Broadly speaking, social scientific knowledge tends to be subjective, while natural scientific knowledge tends to be objective. Let’s take economics, a field of social science, as an example. Most theories are based on the assumption that “humans are ideal.” This is because all individuals have different thoughts and behaviors, and the goal is to explain the most universal social behavior. Based on this assumption, there are two or more theories that explain the behavior of specific humans, such as the Keynesian and monetarist perspectives. Monetarists believe in the efficiency of market forces and therefore argue that the government is not necessary to run the economy efficiently. Keynesians, on the other hand, argue that economic efficiency is maximized when the government intervenes through government policies. The difference between these two theories can be simply explained as a difference in perspective on how to analyze human behavior. Therefore, accuracy in social science is determined by the emotions, reasoning, and intuition of the decision-maker regarding which theory to use. As in the example above, where the Thai government’s decision exacerbated the crisis, unintended consequences can arise. In contrast, theories in natural science are relatively objective. Unlike human behavior, natural phenomena are theorized based on objective standards. For example, Newton’s second law and Darwin’s theory of evolution have been refined through numerous refutations and improvements, establishing themselves as more accurate and reliable knowledge. Ultimately, it can be seen that natural science theories pursue objective knowledge. Therefore, accuracy is determined by the decision-maker’s emotions, reasoning, and intuition regarding which social science theory to use, all integrated into their personal perspective. Therefore, the specific definition of “accuracy” required in social science is “that which has the greatest potential to improve the quality of all humanity,” while in natural science, it is “that which is closest to the truth of nature.” Through this essay, we have examined the trade-off between the simplicity and accuracy of knowledge in detail and reviewed its validity from the perspectives of social science laws and natural science laws.

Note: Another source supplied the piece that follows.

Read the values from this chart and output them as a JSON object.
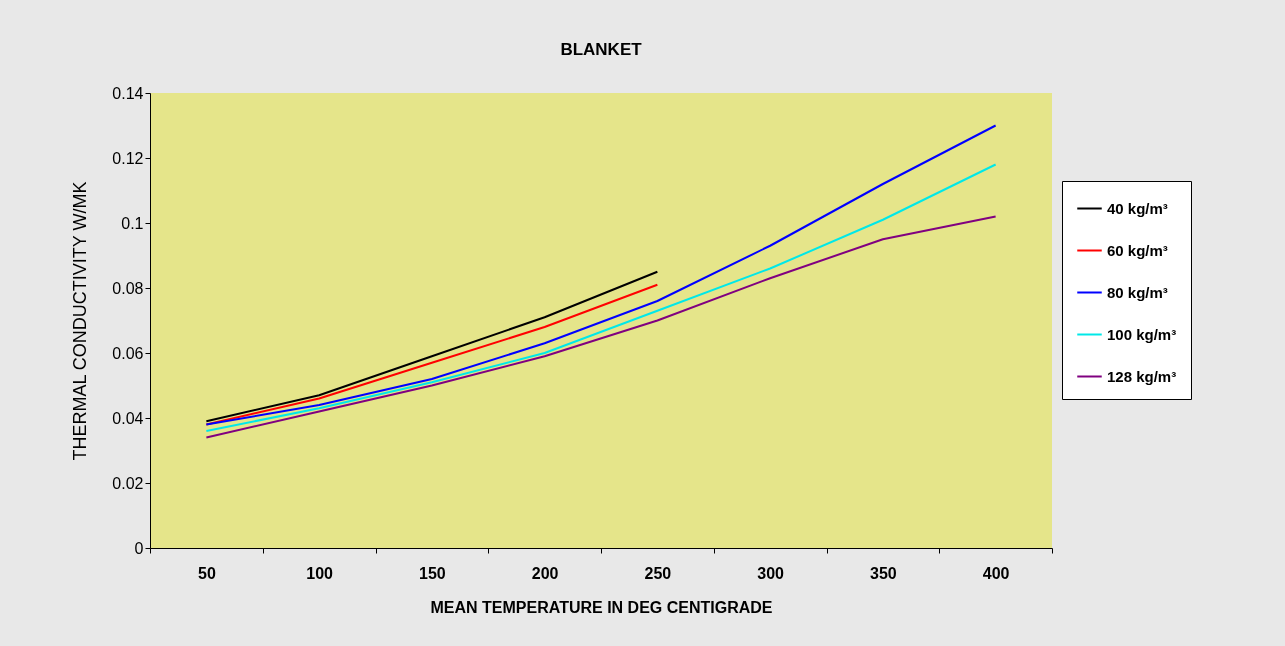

In conclusion, when knowledge is used to predict actual phenomena, the trade-off between simplicity and accuracy becomes more apparent in both social science and natural science. However, when knowledge is used for the purpose of explanation itself, the trade-off relationship disappears. Furthermore, we have seen that the definitions of “accuracy” required by social science and natural science are also different. Natural science seeks “what is closest to the truth of nature,” while social science seeks “what is most likely to contribute to improving the quality of all humanity.” This reveals that theory aims to generalize and explain the complex reality.